Can you please close this issue as it's been implemented?
Community Note
Tell us about your request
In all container runtimes that I am aware of, stdout/stderr messages from containers are split after a certain limit. In Docker, CRI, and containerd, IIRC the limit is always 16 KB. This means that if you emit messages larger than 16KB from your container, they will be split into multiple messages.
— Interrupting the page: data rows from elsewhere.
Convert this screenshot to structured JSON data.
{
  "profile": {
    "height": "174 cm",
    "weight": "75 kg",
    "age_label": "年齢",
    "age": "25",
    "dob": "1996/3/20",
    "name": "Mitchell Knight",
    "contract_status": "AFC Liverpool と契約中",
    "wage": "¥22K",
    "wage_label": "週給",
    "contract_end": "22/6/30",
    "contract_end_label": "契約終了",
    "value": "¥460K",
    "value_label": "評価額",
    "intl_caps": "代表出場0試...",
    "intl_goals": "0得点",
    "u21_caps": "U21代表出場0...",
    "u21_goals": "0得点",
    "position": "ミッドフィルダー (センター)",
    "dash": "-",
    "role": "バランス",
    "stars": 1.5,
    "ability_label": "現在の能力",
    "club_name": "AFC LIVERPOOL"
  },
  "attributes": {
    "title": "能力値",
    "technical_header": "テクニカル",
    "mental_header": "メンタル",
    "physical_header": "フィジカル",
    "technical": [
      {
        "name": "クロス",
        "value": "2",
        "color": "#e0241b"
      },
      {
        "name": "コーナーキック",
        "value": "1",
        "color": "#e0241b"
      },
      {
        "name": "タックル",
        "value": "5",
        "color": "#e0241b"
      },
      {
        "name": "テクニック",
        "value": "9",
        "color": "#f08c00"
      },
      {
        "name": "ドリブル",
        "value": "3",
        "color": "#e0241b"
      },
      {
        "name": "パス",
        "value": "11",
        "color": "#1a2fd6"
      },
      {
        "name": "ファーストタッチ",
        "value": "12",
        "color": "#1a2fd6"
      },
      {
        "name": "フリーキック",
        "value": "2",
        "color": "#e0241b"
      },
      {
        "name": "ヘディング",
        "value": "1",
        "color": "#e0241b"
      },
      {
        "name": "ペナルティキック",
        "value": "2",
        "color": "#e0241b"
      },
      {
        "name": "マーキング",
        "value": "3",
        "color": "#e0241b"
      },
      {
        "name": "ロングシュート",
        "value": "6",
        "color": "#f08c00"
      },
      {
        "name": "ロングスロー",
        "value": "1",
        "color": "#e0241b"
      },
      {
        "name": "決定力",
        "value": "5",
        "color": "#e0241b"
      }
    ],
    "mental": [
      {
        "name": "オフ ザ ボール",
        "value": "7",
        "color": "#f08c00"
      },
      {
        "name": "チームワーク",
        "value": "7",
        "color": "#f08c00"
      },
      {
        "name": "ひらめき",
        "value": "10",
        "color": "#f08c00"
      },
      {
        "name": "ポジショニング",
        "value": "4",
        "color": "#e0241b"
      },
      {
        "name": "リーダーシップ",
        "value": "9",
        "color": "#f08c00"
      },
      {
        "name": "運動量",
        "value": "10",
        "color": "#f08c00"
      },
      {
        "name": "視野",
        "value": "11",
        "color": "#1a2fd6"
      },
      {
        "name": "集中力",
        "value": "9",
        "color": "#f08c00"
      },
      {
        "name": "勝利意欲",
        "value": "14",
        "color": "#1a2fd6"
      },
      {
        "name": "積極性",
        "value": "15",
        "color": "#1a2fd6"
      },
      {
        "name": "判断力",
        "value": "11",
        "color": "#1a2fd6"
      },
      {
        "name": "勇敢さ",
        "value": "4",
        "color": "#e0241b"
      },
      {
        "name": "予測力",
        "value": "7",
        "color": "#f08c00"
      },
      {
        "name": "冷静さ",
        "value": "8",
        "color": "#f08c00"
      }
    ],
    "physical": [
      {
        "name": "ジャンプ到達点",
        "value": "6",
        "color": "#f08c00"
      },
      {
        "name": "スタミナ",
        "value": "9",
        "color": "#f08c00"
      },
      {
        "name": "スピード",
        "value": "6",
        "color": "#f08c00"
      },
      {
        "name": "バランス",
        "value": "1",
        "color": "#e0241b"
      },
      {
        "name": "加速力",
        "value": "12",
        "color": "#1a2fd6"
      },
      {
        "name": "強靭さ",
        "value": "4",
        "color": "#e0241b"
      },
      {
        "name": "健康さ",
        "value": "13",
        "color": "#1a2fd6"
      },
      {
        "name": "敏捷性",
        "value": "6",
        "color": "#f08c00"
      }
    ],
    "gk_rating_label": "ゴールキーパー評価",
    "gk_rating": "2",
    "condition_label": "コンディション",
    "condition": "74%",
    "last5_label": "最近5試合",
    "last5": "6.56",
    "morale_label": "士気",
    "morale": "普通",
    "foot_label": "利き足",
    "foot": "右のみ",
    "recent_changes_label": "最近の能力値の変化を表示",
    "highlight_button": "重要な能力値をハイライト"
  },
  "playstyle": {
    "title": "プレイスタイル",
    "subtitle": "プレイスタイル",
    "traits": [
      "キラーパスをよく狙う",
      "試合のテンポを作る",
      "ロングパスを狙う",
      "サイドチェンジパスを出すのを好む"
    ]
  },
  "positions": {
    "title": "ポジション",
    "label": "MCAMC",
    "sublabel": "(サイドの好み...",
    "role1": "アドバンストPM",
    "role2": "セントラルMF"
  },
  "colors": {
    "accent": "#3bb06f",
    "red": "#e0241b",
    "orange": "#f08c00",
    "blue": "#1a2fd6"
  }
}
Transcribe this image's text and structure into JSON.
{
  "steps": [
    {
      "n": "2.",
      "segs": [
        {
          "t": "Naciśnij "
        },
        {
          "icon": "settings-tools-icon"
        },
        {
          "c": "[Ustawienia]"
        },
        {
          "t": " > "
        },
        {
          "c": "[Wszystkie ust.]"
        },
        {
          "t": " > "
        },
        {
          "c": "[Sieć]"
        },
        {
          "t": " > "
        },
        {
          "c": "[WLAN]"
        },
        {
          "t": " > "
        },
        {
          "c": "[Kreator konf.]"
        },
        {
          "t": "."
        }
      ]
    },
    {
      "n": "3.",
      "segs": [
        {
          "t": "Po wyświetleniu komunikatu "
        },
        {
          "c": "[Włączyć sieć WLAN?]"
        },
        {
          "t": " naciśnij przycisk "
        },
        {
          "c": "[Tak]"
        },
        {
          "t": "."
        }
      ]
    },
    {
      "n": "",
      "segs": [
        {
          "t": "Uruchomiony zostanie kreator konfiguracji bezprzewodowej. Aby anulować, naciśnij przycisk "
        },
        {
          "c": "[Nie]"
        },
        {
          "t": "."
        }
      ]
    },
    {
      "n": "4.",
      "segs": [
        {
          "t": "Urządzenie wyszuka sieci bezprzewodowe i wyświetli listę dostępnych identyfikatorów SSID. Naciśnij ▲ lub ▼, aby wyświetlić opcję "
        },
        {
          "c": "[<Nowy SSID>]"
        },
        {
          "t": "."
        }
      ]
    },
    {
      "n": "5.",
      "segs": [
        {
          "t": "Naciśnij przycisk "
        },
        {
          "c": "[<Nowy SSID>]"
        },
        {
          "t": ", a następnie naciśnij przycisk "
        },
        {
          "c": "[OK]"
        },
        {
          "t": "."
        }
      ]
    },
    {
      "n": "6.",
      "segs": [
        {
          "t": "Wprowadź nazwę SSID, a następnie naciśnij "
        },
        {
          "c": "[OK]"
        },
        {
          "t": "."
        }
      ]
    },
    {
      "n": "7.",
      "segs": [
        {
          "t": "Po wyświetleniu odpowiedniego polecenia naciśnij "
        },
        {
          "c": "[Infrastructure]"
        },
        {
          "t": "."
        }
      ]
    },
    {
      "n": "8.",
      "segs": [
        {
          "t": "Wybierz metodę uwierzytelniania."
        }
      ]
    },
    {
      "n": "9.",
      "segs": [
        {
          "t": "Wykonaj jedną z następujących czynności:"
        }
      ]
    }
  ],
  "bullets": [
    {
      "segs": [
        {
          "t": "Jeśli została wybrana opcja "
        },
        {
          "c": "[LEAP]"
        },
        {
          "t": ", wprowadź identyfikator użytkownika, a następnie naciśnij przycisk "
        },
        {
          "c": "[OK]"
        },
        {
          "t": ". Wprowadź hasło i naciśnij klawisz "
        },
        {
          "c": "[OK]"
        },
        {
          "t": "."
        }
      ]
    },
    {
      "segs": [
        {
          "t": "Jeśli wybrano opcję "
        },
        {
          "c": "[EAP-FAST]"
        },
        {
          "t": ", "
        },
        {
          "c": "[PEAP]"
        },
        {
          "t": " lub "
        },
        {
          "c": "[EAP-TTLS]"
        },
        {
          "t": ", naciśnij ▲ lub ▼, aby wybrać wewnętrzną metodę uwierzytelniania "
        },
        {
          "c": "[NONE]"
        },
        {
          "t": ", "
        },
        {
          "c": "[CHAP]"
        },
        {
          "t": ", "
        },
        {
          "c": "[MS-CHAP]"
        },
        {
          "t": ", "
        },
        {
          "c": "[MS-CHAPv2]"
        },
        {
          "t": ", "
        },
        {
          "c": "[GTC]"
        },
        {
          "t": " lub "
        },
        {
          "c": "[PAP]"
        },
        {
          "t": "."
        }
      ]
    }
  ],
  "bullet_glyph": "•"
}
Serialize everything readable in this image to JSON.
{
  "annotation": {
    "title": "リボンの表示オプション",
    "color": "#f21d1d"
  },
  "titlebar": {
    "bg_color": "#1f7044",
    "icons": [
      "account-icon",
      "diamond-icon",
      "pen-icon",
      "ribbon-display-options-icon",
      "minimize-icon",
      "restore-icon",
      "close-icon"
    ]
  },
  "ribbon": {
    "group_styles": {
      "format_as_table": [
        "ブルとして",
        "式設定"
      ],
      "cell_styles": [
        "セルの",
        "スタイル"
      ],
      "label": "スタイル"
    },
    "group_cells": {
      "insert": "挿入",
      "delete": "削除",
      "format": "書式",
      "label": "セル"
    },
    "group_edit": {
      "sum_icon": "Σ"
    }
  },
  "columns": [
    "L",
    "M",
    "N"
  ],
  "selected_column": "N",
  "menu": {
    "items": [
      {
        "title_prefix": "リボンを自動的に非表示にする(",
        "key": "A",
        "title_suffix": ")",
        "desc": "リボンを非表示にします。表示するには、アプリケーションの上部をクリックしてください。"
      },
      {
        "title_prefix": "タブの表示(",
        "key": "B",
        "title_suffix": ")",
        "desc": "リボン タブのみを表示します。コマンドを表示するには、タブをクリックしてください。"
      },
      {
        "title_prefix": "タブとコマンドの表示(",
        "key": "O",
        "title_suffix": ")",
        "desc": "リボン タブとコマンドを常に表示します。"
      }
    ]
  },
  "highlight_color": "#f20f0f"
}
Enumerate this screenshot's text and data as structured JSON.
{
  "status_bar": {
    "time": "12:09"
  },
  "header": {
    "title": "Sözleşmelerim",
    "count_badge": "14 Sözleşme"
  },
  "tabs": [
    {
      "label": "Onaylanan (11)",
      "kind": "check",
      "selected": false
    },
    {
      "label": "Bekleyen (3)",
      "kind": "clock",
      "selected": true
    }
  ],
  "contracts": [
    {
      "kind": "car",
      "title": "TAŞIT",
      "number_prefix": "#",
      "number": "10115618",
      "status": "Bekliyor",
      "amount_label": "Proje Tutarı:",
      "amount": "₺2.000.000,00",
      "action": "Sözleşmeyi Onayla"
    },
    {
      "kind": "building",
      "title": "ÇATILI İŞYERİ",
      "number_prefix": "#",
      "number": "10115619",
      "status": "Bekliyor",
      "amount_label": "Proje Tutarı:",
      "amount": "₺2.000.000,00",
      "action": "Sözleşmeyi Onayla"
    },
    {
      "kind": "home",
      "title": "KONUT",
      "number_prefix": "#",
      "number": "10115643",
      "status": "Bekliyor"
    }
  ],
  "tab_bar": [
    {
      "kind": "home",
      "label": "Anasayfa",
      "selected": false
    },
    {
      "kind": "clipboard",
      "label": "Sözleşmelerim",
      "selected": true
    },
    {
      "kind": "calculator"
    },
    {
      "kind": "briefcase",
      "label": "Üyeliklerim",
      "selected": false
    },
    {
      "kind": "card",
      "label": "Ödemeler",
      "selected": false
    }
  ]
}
You can then use a tool like Fluentd (Fluent Bit support is something I am working on: https://github.com/aws/aws-for-fluent-bit/issues/25), to concatenate those records back into one. However, this relies on the runtime setting some flag to tell you that the series of messages you are receiving was actually originally one message.
The Fluentd Plugin Concat can join these back together: https://github.com/fluent-plugins-nursery/fluent-plugin-concat
To understand how this works, let's look at the example from the Fluentd plugin unit test: https://github.com/fluent-plugins-nursery/fluent-plugin-concat/blob/master/test/plugin/test_filter_concat.rb#L551
Which service(s) is this request for? ECS Fargate
Are you currently working around this issue?
I am not aware of any way to work around this.